Tandis que socialistes et démocrates-chrétiens jurassiens échafaudent, dans la douleur, leurs stratégies pour conserver leurs deux sièges au gouvernement lors des élections cantonales de l'automne prochain, le Parti libéral-radical, rejeté dans l'opposition en 2002, et le Parti chrétien-social indépendant cultivent l'union sacrée derrière d'uniques candidats, Michel Probst pour le PLR et Laurent Schaffter au PCSI, ministre de l'Equipement et de l'environnement élu en 2002. Le PCSI en a fait officiellement son candidat à un second mandat jeudi soir, sur fond de polémique: autoproclamé représentant du centre gauche, Laurent Schaffter est accusé par les socialistes de ne pas être à gauche. Le principal intéressé s'en défend.

Le Temps: Coincé entre deux PDC et deux PS, vous faites souvent la majorité au gouvernement jurassien. Comme pour exiger des économies sur le dos des enseignants où vous avez voté avec le PDC. Etes-vous à la solde du PDC?

Laurent Schaffter: Dans ce dossier précis des économies, j'ai voté selon mes convictions, persuadé que des mesures sont nécessaires pour ne pas accumuler indéfiniment des déficits. Le projet prévoyait une répartition équitable des effets sur le corps enseignant et la fonction publique. Je ne suis à la solde de personne.

- Comment avez-vous, concrètement, fait passer votre fibre sociale dans les décisions gouvernementales?

- Pratiquement, aucun des projets à caractère social, par exemple concernant les crèches ou les centres de jeunesse, n'aurait passé la rampe du gouvernement sans mon appui. J'ai soutenu tous les projets en faveur de la justice sociale. Aucun parti n'a le monopole du social et de la solidarité.

- Qu'avez-vous fait aux socialistes pour qu'ils vous cataloguent à droite?

- J'ai pris connaissance avec surprise de cette appréciation, faite en particulier par Jean-Claude Rennwald. L'accusation émane, me semble-t-il, de certains dirigeants socialistes doctrinaires. Avec l'électorat de base de la gauche, je n'ai aucun problème.

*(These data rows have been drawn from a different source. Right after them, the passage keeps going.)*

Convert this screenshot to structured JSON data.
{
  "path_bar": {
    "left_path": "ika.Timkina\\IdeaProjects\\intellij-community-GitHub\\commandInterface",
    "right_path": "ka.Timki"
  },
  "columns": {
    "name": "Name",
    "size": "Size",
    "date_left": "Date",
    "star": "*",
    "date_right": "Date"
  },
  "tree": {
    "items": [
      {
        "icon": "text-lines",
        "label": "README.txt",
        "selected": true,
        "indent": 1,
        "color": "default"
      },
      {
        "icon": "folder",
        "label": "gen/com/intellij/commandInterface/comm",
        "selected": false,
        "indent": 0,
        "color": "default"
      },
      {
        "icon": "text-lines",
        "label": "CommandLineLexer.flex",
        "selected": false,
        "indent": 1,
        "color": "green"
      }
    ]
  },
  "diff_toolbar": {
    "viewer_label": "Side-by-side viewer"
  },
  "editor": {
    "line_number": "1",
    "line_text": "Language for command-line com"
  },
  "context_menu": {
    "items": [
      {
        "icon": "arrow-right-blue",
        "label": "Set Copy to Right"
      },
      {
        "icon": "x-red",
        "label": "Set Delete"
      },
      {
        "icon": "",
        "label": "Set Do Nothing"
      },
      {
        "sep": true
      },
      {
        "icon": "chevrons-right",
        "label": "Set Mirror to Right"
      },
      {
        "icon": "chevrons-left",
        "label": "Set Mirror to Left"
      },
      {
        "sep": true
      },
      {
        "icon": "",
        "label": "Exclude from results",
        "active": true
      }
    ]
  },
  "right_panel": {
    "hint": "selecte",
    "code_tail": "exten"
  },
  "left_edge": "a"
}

Un chrétien-social n'est pas un socialiste, son approche est plus pragmatique. J'estime indispensable de proposer un financement à toute mesure préconisée.

- Que répondez-vous à ceux qui vous accusent d'être en campagne pour votre réélection depuis quatre ans, de n'avoir roulé que pour vous, en organisant par exemple une manif sur la place Fédérale pour défendre la Transjurane?

- Ce n'est pas ma faute si la quasi-totalité des dossiers que j'ai conduits a connu une issue favorable et que ça s'est su. La manif de Berne a permis de débloquer des crédits pour notre autoroute. Les manifestants ne roulaient pas pour Schaffter, mais pour l'intérêt du Jura.

- On vous a surtout vu comme ministre de l'Equipement et des routes. Avez-vous mis l'environnement de côté?

- Mon action est, sur ce plan, moins visible, mais pas moins intense. Avec mes collaborateurs, nous intégrons dans toutes les décisions les principes du développement durable. Je ne suis pas un ayatollah de l'écologie. Je l'aborde avec réalisme.

- Dans sa composition actuelle, le gouvernement jurassien peine à trouver une cohésion. A qui la faute? Y a-t-il une formule plus adéquate?

- Je ne partage pas l'appréciation qui dit que le gouvernement manque de cohésion. Une grande part des décisions prises l'a été par consensus. Les Jurassiens aspirent à avoir un gouvernement composé de personnalités capables de servir l'intérêt général du canton, avant celui des partis politiques. Peu importe la formule politique, nous avons besoin de personnalités.